Cryo-EM structures of HBV capsids from human cells at near-atomic resolution

HBV causes chronic infections that can lead to severe liver disease, yet current treatments rarely achieve a cure. The HBV capsid is a critical therapeutic target, but structural insights have largely relied on E. coli-derived particles lacking native modifications. Here, we present near-atomic resolution cryo-electron microscopy (EM) structures of HBV capsids purified from human embryonic kidney (HEK-293T) cells, capturing authentic architecture and post-translational modifications.

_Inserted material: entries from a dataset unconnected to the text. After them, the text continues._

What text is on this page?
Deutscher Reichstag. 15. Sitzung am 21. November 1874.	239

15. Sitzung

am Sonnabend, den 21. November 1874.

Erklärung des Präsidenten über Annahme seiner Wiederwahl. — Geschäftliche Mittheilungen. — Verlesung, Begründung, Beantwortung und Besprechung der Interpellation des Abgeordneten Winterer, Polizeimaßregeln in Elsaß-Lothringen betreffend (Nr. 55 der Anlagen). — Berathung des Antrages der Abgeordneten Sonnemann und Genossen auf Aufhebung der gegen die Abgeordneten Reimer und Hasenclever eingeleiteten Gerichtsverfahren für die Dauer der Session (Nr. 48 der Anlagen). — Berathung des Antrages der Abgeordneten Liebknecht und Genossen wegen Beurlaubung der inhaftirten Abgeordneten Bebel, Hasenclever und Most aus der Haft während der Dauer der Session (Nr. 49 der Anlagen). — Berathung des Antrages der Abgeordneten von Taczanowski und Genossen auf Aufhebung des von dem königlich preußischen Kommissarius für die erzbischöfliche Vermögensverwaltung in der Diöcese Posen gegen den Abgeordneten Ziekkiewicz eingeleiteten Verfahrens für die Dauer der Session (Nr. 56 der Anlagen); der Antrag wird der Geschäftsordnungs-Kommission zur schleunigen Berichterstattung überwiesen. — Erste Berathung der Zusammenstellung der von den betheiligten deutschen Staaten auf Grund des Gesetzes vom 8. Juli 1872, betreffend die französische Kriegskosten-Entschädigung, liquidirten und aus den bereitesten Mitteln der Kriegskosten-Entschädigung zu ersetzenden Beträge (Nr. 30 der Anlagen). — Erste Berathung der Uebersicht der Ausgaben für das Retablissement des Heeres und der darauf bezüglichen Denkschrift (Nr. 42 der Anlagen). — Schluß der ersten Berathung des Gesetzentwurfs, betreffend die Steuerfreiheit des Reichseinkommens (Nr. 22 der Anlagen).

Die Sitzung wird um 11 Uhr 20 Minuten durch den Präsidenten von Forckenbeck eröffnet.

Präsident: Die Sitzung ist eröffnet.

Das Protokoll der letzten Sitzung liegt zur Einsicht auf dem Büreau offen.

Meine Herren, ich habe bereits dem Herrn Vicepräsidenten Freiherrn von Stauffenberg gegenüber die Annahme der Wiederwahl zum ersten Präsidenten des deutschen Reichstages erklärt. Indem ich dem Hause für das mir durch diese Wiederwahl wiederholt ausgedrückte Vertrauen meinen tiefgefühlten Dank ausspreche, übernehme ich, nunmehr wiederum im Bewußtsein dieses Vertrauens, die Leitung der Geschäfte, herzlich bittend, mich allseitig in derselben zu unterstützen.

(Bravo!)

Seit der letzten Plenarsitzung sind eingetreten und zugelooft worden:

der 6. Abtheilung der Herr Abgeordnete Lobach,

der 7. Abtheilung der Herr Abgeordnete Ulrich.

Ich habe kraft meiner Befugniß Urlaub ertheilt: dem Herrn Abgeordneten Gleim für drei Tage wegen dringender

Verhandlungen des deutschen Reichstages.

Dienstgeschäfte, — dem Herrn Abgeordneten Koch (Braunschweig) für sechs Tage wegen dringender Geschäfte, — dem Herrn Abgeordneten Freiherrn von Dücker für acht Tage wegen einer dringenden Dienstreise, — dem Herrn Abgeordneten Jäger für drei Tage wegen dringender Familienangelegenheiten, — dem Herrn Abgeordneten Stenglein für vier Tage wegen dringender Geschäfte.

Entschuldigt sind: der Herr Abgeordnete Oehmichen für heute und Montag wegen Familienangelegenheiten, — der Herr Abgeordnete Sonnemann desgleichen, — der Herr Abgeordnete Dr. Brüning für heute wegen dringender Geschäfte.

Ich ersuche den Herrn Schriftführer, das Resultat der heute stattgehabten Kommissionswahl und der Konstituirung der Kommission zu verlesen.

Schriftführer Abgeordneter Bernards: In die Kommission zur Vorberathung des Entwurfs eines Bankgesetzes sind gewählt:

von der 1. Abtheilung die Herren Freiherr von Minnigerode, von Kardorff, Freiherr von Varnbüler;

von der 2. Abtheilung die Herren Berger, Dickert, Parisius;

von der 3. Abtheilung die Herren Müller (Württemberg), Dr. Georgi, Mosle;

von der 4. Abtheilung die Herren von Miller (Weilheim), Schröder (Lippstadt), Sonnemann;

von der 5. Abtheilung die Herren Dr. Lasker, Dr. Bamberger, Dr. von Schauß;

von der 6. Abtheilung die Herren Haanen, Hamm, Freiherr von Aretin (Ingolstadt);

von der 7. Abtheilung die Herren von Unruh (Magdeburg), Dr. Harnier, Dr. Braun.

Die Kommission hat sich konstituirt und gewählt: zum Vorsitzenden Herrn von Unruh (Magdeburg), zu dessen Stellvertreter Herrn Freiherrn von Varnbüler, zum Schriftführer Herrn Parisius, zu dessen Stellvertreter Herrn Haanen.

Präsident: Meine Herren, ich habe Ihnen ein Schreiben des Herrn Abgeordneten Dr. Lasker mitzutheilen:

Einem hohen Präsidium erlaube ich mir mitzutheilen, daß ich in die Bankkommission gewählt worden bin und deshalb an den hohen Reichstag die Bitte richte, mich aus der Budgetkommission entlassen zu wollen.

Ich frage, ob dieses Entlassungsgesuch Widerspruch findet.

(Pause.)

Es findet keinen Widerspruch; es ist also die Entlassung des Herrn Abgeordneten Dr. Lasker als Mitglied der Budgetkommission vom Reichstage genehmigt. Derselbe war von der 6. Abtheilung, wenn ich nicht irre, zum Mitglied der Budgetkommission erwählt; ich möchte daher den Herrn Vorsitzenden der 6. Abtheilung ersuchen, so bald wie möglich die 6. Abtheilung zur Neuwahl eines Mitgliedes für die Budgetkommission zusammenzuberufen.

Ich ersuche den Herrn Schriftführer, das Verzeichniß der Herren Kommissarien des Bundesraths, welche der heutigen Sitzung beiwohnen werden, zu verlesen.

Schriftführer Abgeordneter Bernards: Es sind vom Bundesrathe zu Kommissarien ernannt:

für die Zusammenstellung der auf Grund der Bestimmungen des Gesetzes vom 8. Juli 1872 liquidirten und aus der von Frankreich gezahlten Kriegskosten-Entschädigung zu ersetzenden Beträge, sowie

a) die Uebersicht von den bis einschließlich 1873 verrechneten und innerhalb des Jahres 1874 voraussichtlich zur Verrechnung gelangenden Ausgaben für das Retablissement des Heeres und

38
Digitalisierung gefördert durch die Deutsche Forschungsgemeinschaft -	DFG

A hydrophobic pocket at the intradimer interface harbors lipid-like densities corresponding to stearic and palmitic acids, confirmed by gas chromatography-mass spectrometry. Molecular dynamics simulations revealed that pocket accessibility is regulated by rotamer states of Lys96, Phe97, and Gln99, supporting an induced fit model of fatty acid binding. Reduced phosphorylation and increased RNA content further modulate capsid conformation and pocket openness. These findings highlight the dynamic regulation of HBV capsid structure and provide a framework for understanding how capsid conformational dynamics contribute to viral assembly and envelopment. Keywords: capsid assembly; capsid protein; cryo-EM; empty capsid; fatty acid; hepatitis B virus; hydrophobic pocket; molecular dynamics simulations; pocket factor; single particle analysis.